基因表达分析
基因表达检测方法
基因表达需要直接或者间接测量某个生物个体内全部基因的转录产物(指狭义的转录组即mRNA)在细胞中的丰度,常用的检测方法有:实时荧光定量PCR(qRT-PCR)、基因芯片(Microarray)、表达序列标签(Expressed Sequence Tag,EST)、基因表达系列分析(Serial Analysis of Gene Expression,SAGE)和转录组测序(RNA-seq)。目前高通量基因表达测量方法主要是基因芯片和转录组测序。
基因表达数据分析
基因表达数据通常用矩阵形式表示,成为基因表达矩阵。基因表达矩阵的一行代表一个基因在不同条件(如不同药物处理)下或来源(如正常组织和癌组织)的表达。一个列代表某个条件下或者某个来源样品的素有基因的表达情况,每个格子代表特定的基因在特定的条件下或者特定来源的某个样品的表达水平。
基因表达数据分析就是通过对基因表达矩阵的分析,回答一些生物学问题。总体来说实验设计有两大类思路:一类是时间序列分析,主要思想是测定基因多个时间点的表达值,通过聚类和主成分分析等分析手段寻找共同调控基因,进而研究其深层机制;第二类就是基因表达差异的显著性分析。
这里具体介绍一下基因表达差异的显著性分析,简称表达差异分析,是当前基因分析中的重中之重,其目的是比较两个条件或来源下的基因表达差异,通过统计学方法,找出与条件相关的特异性基因,然后进一步分析这些特异性基因的生物学意义。表达差异分析的第一步是要识别在两个条件下有显著性表达差异的基因,简称差异表达基因(DE)。显著性表达是指一个基因在两个条件中表达水平的检测值的差异,具有统计学意义,这个统计学意义往往是基于一定的统计假设的。常用的算法有三类:1)倍数分析(无任何统计假设),计算每一个基因在两个条件下的比值,若大于给定阈值,则为差异表达基因;2)统计模型:计算表达差异的置信度(P值),选取一定P值(如0.01)以下的坐位差异表达基因;3)机器学习方法进行特征选择,包括贝叶斯模型、支持向量机或者随机森林等。得到差异表达基因后,通常会进行基因本体论和通路分析(这通常称为下游分析)。
下游分析——基因本体论分析
基因本体论分析(Gene Onotology,GO)分析包括GO注释和GO富集分析。

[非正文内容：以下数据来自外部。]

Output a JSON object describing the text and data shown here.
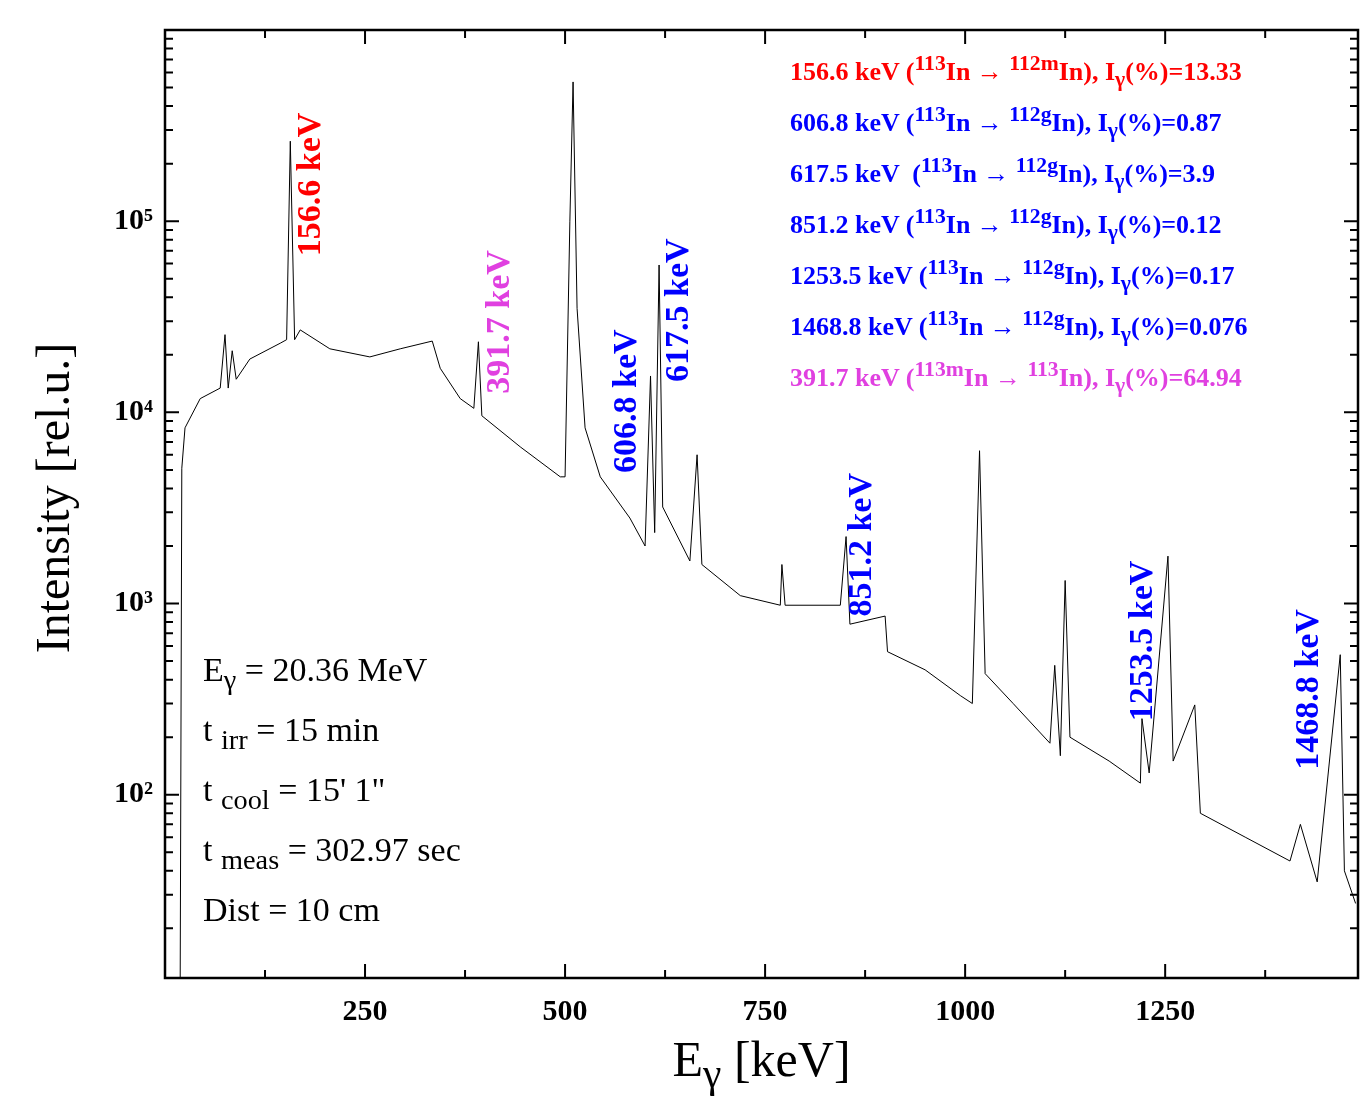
{
  "chart_data": {
    "type": "line",
    "xlabel": "E$_{γ}$ [keV]",
    "ylabel": "Intensity [rel.u.]",
    "color": "#000000",
    "log": "y",
    "marker": "none",
    "grid": false,
    "legend": false,
    "xlim": [
      0,
      1491
    ],
    "ylim": [
      11,
      1000000
    ],
    "xticks": [
      {
        "value": 125,
        "label": null
      },
      250,
      {
        "value": 375,
        "label": null
      },
      500,
      {
        "value": 625,
        "label": null
      },
      750,
      {
        "value": 875,
        "label": null
      },
      1000,
      {
        "value": 1125,
        "label": null
      },
      1250,
      {
        "value": 1375,
        "label": null
      }
    ],
    "yticks": [
      {
        "value": 20,
        "label": null
      },
      {
        "value": 30,
        "label": null
      },
      {
        "value": 40,
        "label": null
      },
      {
        "value": 50,
        "label": null
      },
      {
        "value": 60,
        "label": null
      },
      {
        "value": 70,
        "label": null
      },
      {
        "value": 80,
        "label": null
      },
      {
        "value": 90,
        "label": null
      },
      {
        "value": 100,
        "label": "10²"
      },
      {
        "value": 200,
        "label": null
      },
      {
        "value": 300,
        "label": null
      },
      {
        "value": 400,
        "label": null
      },
      {
        "value": 500,
        "label": null
      },
      {
        "value": 600,
        "label": null
      },
      {
        "value": 700,
        "label": null
      },
      {
        "value": 800,
        "label": null
      },
      {
        "value": 900,
        "label": null
      },
      {
        "value": 1000,
        "label": "10³"
      },
      {
        "value": 2000,
        "label": null
      },
      {
        "value": 3000,
        "label": null
      },
      {
        "value": 4000,
        "label": null
      },
      {
        "value": 5000,
        "label": null
      },
      {
        "value": 6000,
        "label": null
      },
      {
        "value": 7000,
        "label": null
      },
      {
        "value": 8000,
        "label": null
      },
      {
        "value": 9000,
        "label": null
      },
      {
        "value": 10000,
        "label": "10⁴"
      },
      {
        "value": 20000,
        "label": null
      },
      {
        "value": 30000,
        "label": null
      },
      {
        "value": 40000,
        "label": null
      },
      {
        "value": 50000,
        "label": null
      },
      {
        "value": 60000,
        "label": null
      },
      {
        "value": 70000,
        "label": null
      },
      {
        "value": 80000,
        "label": null
      },
      {
        "value": 90000,
        "label": null
      },
      {
        "value": 100000,
        "label": "10⁵"
      },
      {
        "value": 200000,
        "label": null
      },
      {
        "value": 300000,
        "label": null
      },
      {
        "value": 400000,
        "label": null
      },
      {
        "value": 500000,
        "label": null
      },
      {
        "value": 600000,
        "label": null
      },
      {
        "value": 700000,
        "label": null
      },
      {
        "value": 800000,
        "label": null
      },
      {
        "value": 900000,
        "label": null
      }
    ],
    "x": [
      19,
      21,
      25,
      44,
      69,
      75,
      79,
      84,
      89,
      106,
      144,
      152,
      156.6,
      162,
      169,
      206,
      256,
      294,
      334,
      344,
      369,
      386,
      391.7,
      396,
      444,
      494,
      500,
      506,
      510,
      515,
      525,
      544,
      581,
      600,
      606.8,
      612,
      617.5,
      622,
      656,
      665,
      671,
      719,
      769,
      771,
      775,
      844,
      851.2,
      856,
      900,
      903,
      950,
      994,
      1009,
      1018,
      1025,
      1060,
      1106,
      1112,
      1119,
      1125,
      1131,
      1180,
      1219,
      1221,
      1230,
      1253.5,
      1260,
      1287,
      1294,
      1350,
      1406,
      1419,
      1440,
      1468.8,
      1474,
      1488
    ],
    "values": [
      11,
      5100,
      8300,
      11800,
      13400,
      25500,
      13400,
      21000,
      14900,
      19000,
      23000,
      24000,
      262000,
      24000,
      27000,
      21500,
      19500,
      21500,
      23600,
      17000,
      11800,
      10500,
      23400,
      9600,
      6600,
      4600,
      4600,
      100000,
      535000,
      35000,
      8300,
      4600,
      2800,
      2000,
      15500,
      2350,
      59000,
      3200,
      1670,
      6000,
      1600,
      1100,
      980,
      1600,
      980,
      980,
      2240,
      780,
      860,
      560,
      450,
      330,
      300,
      6300,
      430,
      300,
      186,
      475,
      160,
      1320,
      200,
      150,
      115,
      250,
      130,
      1770,
      150,
      295,
      80,
      60,
      45,
      70,
      35,
      540,
      40,
      27
    ],
    "annotations": [
      {
        "text": "156.6 keV",
        "x": 156.6,
        "y": 262000
      },
      {
        "text": "391.7 keV",
        "x": 391.7,
        "y": 23400
      },
      {
        "text": "606.8 keV",
        "x": 606.8,
        "y": 15500
      },
      {
        "text": "617.5 keV",
        "x": 617.5,
        "y": 59000
      },
      {
        "text": "851.2 keV",
        "x": 851.2,
        "y": 2240
      },
      {
        "text": "1253.5 keV",
        "x": 1253.5,
        "y": 1770
      },
      {
        "text": "1468.8 keV",
        "x": 1468.8,
        "y": 540
      },
      "156.6 keV ($^{113}$In → $^{112m}$In), I$_{γ}$(%)=13.33",
      "606.8 keV ($^{113}$In → $^{112g}$In), I$_{γ}$(%)=0.87",
      "617.5 keV  ($^{113}$In → $^{112g}$In), I$_{γ}$(%)=3.9",
      "851.2 keV ($^{113}$In → $^{112g}$In), I$_{γ}$(%)=0.12",
      "1253.5 keV ($^{113}$In → $^{112g}$In), I$_{γ}$(%)=0.17",
      "1468.8 keV ($^{113}$In → $^{112g}$In), I$_{γ}$(%)=0.076",
      "391.7 keV ($^{113m}$In → $^{113}$In), I$_{γ}$(%)=64.94",
      "E$_{γ}$ = 20.36 MeV",
      "t $_{irr}$ = 15 min",
      "t $_{cool}$ = 15' 1\"",
      "t $_{meas}$ = 302.97 sec",
      "Dist = 10 cm"
    ]
  }
}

GO是一个术语(term)数据库,用来对基因和蛋白质功能进行限定和描述。term之间有三种关系:“is_a”、“part_of”、“regulates”。
GO注释:就是将表示基因或其产物的ID映射到一组GO的ID上,用这组GO term来描述这个基因。
GO富集分析:用统计学方法分析基因对应的GO term的分布情况,显著富集的GO term为研究人员研究分析一组基因(比如差异表达基因)的共同点、发现新现象有很大启发价值。
下有分析——通路分析
通路分析包括通路注释和通路富集分析,其基本思路与GO分析类似。
常用公共通路数据库有KEGG、BioCarta和GenMAPP,最为著名的是KEGG数据库中的代谢通路。KEGG代谢通路注释几乎成为了通路注释的代名词。